A new venue for contemporary open-air sculpture has debuted within the grounds of Mellerstain House in Berwickshire, Scotland, with the first exhibition featuring striking artwork that disrupts and interacts with the environment and structures already in place.
Started in 1725 by Scottish architect William Adam and completed in 1778 by his son Robert, Mellerstain house is noted as one of Scotland’s great Georgian stately houses. Standing in parkland that features a playground, a coffee shop, rose gardens, an ornamental lake and holiday cottages, Mellerstain has proven to be a popular attraction with visitors. The sculpture park is the latest addition to the offerings, having opened this month.

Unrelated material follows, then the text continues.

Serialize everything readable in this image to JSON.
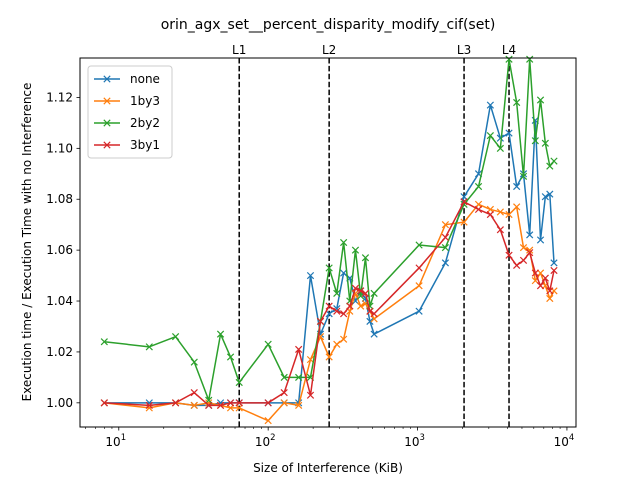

The launch of the Borders Sculpture Park on the grounds was marked by an exhibition called XXX, featuring three pieces by Steve Messam that were inspired by the history of the house itself. Redesigned in the 1920s, the gardens were made to house marble statues in a style similar to Versailles. However, due to the cost, the use of the marble was never realised, something that Steve tried to remedy with his new installations.
“The pieces on one level recall the marble the garden was designed for – with vast forms of pure white. The shapes are drawn from the buildings and lake and are seen as extensions of the architectural forms rather than sculptures with a building. The spheres on the lake, for example, become one with it in the way, they work with the changing light and animate the vista with their constant movement,” Steve told Lonely Planet Travel News.
The project sees the former gatehouse on the grounds being transformed with a pneumatic installation that fills the void of the building. The upper surface of it mimics the pitched roof design and contains 22 extended peaks that rise to around 3 metres above the building. The ruins of the former laundry building are also transformed with a sculpture that fills the body of the tower, while the lake at the foot of the lawn sees a collection of pure white spheres floating on the surface of the water. The balls range from one to four metres in diameter, bringing a sense of scale to the landscape.
“Creating temporary artwork in the landscape is always a challenge and creating something that has to look great every day for nearly three months is a particular challenge. However, the best is yet to come. As a grand finale, the three pieces will be lit from inside under a full moon for a one night only nocturnal garden experience on 9 September,” Steve said.
XXX is open until September, with more information on visiting the Borders Sculpture Park available at the official website.